コラム

運動による予防・改善効果~がん

2019年6月19日
提供元:
NPO法人EBH推進協議会
株式会社ライフケアパートナーズ

 

欧米食に舌鼓を打ちながら、やや飽食ぎみの人々が目立ってきた日本では、大腸がんが多くなってきています。
がんに関しても生活習慣が重要な因子になっています。
英国のドール博士らの一連の疫学研究によれば、「がん発生の約35%は食生活により、約30%はタバコによる」という調査結果が得られています。
実に、がんの6割以上の原因が口から入るということになります。
ということは、食生活の危険因子(アンバランスな栄養、変化のない食生活、過食、脂肪・食塩過多、ビタミン・食物繊維不足など)を取り除き、さらに禁煙すれば、がんの60%は予防できる可能性が強いことになるわけです。
これは、ビタミンA、C、Eには発がん物質の生産を妨げる働きがあることや、野菜に含まれる繊維質が、腸内の発がん物質を薄め、体外に排泄する作用を持っているからです。
また、過食や脂肪過多は大腸がんや乳がん、前立腺がんの原因の一つになっており、食塩過多や刺激の強い嗜好品は胃がんを誘発するので注意が必要です。さて、運動によっても、がんが予防できる可能性があります。
それは、運動によって免疫機能の向上など、予防医学的効果がもたらされるからです。
有名なアメリカのフラミングハムの調査でも、110万人を対象にしたスウェーデンの研究でも、また、厚生労働省研究班がまとめた日本のJPHC研究(国立がんセンター・津金昌一郎ら)においても、日常の身体活動量とがんの発生率の関係に注目しています。
大腸がん、特に結腸がんの発生率は、身体活動量の多い人ほど低いことが報告されています。
また、女性のがんの発生率についての調査では、大学時代にスポーツ競技者であった女性とそうでなかった女性とのがんの発生率は、スポーツを行っていた女性のほうが明らかに低いという結果が出ています。
統計学的な相対リスクは、乳がんで1.9倍、生殖器がんで2.5倍の差に達しました。
この結果は、年齢、家族歴、初潮期、妊娠回数、避妊薬使用歴、女性ホルモン使用歴、喫煙習慣、肥満などの条件から統計学的に補正しても変わりませんでした。
以上のことから、少なくとも疫学的にみる限り、身体活動量ががんの発生に対して予防的に作用することが分かります。

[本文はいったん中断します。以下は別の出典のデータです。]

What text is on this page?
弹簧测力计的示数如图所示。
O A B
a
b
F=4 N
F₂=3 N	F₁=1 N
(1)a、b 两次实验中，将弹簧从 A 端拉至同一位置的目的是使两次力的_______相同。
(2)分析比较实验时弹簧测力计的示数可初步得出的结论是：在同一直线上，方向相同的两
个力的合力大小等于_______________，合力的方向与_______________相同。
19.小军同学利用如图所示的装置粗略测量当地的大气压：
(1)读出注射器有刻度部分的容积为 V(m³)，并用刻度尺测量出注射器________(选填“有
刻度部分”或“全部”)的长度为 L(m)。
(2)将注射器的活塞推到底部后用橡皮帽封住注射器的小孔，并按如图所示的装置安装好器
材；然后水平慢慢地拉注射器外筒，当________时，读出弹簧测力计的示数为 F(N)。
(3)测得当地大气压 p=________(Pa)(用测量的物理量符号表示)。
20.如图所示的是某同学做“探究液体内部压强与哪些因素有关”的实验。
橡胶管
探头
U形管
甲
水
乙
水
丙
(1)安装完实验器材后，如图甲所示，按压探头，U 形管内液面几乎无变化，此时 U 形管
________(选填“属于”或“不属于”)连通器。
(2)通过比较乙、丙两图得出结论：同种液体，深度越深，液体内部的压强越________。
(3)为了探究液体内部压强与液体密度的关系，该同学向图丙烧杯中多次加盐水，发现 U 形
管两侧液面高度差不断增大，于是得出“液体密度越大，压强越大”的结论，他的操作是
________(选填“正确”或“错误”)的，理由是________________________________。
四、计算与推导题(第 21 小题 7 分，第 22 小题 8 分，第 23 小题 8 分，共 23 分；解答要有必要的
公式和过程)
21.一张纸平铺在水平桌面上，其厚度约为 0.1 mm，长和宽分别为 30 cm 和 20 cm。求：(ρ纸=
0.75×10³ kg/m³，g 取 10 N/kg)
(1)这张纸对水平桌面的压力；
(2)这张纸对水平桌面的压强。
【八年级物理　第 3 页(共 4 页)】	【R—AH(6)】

がんの発生率は年齢とともに高くなりますが、その一因として免疫機能が高齢になるほど低下することと関係していると言われています。
最近の医科学研究では、運動に免疫機能を高める作用、特にがん免疫をつかさどるNK細胞の活性化作用があることが分かってきました。
また、運動中に分泌される体内麻 薬様物質のβエンドルフィンが、免疫をつかさどるT細胞を増やしたり、NK細胞の機能を高める作用を持っていることも知られるようになっています。